Prepare the sauce. Tuna Tartare is served with a sauce made from fresh citrus fruit flavors and the pungency of mustard. To create a flavorful Tuna Tartare, mix the following ingredients in a bowl:
- 1/4 cup olive oil
- 1/4 cup chopped fresh cilantro
- 1 teaspoon finely chopped Jalapeno pepper
- 2 teaspoons finely chopped ginger
- 1 1/2 teaspoons mustard powder
- 2 teaspoons lemon juice
- Salt and pepper to taste

Cut the tuna into small square cubes. Use a sharp knife to cut the tuna into 0.3-0.6 cm cubes. A knife works best, but you can also use a food slicer to save time.
Add the tuna to the sauce. Mix thoroughly to ensure the tuna is fully coated in the sauce. Serve the Tuna Tartare immediately with crackers or crispy thin-sliced potatoes.
- If not eaten right away, the lemon juice in the sauce will begin to react and alter the texture of the tuna.

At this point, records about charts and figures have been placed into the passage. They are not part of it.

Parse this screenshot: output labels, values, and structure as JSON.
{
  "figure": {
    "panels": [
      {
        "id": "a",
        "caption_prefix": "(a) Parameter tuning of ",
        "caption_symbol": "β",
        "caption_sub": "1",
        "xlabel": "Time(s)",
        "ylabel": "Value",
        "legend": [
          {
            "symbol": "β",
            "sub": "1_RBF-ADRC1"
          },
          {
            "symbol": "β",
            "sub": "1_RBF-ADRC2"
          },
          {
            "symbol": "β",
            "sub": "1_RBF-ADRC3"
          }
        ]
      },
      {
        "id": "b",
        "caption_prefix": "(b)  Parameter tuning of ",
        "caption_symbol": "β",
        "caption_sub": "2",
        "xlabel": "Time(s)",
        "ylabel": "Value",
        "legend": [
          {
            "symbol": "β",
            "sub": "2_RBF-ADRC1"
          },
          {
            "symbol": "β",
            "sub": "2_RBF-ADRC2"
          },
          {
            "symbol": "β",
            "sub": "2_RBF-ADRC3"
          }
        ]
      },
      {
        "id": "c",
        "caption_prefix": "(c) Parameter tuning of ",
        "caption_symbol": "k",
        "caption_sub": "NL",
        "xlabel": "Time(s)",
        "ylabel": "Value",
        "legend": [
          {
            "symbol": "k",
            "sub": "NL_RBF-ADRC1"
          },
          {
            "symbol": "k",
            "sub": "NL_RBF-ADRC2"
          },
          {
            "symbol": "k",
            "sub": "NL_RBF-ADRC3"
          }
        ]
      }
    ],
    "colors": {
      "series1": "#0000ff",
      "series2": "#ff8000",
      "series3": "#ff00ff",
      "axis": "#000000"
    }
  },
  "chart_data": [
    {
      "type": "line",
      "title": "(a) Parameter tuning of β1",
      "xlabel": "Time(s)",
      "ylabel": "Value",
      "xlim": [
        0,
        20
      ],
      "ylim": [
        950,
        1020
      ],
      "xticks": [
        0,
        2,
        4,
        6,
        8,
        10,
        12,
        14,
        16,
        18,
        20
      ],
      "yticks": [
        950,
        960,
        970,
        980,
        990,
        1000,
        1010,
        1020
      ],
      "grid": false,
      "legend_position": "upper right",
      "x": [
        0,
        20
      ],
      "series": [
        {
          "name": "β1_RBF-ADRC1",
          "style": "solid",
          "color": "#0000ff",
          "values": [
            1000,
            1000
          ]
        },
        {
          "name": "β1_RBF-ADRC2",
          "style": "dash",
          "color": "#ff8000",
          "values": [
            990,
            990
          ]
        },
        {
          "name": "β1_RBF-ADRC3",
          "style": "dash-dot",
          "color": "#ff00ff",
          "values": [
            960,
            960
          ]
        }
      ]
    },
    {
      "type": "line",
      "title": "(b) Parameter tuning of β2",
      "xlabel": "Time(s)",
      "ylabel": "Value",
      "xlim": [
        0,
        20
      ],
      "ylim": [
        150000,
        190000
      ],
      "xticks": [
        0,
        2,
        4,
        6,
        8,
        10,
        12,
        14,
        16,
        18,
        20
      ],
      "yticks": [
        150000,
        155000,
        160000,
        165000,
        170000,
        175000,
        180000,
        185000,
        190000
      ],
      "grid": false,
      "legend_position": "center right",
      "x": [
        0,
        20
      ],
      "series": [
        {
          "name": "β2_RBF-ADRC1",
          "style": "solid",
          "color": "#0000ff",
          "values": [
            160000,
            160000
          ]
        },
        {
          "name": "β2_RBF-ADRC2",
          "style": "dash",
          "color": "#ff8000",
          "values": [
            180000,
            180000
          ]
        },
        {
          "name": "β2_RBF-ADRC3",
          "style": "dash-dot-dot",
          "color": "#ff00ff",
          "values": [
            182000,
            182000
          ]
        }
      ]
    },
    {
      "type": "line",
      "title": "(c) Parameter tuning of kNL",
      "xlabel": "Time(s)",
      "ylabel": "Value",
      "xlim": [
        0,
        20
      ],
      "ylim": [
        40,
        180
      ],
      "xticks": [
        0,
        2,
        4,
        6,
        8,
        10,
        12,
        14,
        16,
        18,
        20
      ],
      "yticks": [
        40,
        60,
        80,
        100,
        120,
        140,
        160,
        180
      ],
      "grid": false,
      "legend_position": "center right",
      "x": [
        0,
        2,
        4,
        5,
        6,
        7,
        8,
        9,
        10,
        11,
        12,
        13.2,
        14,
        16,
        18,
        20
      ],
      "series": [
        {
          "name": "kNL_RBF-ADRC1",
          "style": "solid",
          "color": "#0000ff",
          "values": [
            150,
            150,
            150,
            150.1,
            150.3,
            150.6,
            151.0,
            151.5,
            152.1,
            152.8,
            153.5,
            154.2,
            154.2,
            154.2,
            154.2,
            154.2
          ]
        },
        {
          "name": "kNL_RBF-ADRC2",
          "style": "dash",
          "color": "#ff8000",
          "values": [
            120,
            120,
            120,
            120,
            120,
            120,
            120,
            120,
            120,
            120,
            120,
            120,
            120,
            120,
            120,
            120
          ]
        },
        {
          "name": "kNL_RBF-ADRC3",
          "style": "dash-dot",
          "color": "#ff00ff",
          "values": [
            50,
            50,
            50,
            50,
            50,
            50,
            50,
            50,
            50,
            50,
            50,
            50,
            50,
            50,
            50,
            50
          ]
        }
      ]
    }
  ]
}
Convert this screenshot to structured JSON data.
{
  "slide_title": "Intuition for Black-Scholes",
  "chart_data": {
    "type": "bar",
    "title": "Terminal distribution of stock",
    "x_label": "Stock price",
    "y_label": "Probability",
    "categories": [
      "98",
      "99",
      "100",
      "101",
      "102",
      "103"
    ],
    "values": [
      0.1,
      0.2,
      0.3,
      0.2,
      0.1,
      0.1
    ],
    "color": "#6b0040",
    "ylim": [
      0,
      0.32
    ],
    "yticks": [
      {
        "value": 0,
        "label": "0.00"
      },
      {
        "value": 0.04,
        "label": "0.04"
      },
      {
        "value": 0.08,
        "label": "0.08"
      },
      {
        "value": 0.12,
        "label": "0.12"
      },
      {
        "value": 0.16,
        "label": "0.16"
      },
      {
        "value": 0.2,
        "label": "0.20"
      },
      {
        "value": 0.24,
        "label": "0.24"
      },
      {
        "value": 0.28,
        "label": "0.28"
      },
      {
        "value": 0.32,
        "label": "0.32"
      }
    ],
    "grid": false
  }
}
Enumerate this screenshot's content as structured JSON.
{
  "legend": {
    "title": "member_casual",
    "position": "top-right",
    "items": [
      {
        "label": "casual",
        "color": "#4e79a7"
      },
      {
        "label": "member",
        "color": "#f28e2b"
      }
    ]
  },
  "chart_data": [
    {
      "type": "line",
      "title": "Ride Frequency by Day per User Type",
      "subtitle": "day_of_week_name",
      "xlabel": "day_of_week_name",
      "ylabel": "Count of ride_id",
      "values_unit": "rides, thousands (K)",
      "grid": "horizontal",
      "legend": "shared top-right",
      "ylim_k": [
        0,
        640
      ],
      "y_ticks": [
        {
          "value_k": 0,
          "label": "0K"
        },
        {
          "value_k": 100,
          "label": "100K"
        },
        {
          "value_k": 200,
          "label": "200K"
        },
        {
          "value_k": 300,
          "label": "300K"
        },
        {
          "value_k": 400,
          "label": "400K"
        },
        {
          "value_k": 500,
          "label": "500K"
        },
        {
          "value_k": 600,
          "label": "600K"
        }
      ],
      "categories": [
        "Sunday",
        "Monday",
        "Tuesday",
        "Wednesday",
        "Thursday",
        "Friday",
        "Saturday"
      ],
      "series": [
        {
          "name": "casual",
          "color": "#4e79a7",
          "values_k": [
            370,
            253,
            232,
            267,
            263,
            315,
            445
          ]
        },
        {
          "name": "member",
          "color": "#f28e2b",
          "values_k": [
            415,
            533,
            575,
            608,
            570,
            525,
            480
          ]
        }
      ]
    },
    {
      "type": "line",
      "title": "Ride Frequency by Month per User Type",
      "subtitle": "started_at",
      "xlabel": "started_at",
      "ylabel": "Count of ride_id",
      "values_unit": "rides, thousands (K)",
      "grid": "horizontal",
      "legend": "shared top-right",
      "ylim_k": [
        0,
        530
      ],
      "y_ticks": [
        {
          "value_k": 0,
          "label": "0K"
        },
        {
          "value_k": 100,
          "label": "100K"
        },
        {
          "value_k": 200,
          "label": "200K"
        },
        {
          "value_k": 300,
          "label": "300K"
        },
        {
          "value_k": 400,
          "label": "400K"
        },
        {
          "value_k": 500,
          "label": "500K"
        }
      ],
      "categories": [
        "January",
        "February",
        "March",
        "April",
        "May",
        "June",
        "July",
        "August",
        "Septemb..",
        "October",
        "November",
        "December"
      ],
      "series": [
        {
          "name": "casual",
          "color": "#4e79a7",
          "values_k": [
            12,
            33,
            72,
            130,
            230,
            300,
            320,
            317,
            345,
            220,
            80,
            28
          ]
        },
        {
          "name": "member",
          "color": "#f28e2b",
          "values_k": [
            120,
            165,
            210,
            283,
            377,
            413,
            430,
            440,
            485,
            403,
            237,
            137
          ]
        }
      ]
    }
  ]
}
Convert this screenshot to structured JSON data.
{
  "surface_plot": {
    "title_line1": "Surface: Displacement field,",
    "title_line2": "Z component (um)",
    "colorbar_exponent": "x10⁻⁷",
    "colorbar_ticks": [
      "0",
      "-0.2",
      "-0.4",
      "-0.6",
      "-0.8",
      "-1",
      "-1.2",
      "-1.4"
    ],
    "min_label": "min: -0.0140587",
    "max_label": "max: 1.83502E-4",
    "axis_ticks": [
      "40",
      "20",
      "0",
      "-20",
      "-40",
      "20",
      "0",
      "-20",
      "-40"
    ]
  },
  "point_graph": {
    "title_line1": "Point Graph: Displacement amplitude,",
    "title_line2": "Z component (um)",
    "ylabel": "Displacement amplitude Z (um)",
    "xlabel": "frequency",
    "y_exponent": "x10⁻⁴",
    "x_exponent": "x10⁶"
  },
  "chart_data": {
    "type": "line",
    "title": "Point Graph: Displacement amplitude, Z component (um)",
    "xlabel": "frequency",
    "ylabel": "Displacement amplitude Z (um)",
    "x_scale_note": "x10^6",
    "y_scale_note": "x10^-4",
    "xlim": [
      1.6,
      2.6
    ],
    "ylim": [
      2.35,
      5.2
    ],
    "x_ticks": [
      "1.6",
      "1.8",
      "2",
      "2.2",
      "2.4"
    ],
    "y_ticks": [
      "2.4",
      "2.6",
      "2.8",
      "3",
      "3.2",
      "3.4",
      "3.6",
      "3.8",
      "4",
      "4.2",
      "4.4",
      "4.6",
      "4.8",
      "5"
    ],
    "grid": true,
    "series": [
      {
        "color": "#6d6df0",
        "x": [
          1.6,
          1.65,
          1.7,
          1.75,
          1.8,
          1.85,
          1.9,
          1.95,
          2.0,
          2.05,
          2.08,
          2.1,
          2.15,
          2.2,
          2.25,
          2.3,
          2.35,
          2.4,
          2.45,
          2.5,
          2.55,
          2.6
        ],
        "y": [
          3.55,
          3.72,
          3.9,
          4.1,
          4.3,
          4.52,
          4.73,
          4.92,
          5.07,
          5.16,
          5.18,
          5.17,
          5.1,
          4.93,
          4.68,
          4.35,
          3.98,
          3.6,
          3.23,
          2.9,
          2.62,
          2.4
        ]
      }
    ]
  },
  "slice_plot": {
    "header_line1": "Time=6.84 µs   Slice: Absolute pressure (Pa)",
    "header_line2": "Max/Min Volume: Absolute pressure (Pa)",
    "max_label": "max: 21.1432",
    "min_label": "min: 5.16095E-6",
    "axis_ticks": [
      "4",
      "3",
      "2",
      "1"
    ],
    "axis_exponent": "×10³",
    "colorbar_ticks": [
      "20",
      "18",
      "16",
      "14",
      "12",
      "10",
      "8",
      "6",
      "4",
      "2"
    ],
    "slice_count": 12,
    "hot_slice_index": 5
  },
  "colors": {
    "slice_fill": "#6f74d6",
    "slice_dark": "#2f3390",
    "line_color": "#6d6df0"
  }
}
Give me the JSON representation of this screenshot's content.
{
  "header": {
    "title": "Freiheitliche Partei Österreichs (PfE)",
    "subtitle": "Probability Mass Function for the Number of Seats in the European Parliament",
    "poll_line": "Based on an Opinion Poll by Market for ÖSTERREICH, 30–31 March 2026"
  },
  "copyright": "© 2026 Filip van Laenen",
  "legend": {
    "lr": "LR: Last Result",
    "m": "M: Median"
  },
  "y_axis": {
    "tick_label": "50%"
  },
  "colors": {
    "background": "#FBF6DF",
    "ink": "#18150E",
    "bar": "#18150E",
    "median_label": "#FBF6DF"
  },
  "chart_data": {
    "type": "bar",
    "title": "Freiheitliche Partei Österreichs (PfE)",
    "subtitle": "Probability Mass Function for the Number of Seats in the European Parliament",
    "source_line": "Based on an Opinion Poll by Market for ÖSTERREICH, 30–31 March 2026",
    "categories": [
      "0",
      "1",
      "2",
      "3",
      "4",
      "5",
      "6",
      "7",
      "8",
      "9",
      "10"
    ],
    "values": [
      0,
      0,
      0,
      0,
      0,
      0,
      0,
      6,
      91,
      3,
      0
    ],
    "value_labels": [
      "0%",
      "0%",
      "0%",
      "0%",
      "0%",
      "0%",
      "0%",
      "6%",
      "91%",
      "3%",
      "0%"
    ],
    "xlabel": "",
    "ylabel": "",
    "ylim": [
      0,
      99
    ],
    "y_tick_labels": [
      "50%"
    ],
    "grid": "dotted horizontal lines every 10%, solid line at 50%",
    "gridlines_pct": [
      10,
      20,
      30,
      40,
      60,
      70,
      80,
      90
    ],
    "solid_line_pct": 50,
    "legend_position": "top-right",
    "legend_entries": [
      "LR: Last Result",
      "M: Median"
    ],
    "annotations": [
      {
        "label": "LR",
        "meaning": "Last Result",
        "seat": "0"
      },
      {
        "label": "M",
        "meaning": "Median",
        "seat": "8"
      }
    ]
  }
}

- If you're not ready to eat, keep the sauce and tuna separate and combine them when you're ready to serve.
Tips
- When searing, use vegetable oil or peanut oil as they have a higher smoke point. Butter and olive oil will burn out quickly and won't reach the proper temperature for searing the tuna.
Warnings
- Avoid overcooking the tuna as it will become dry.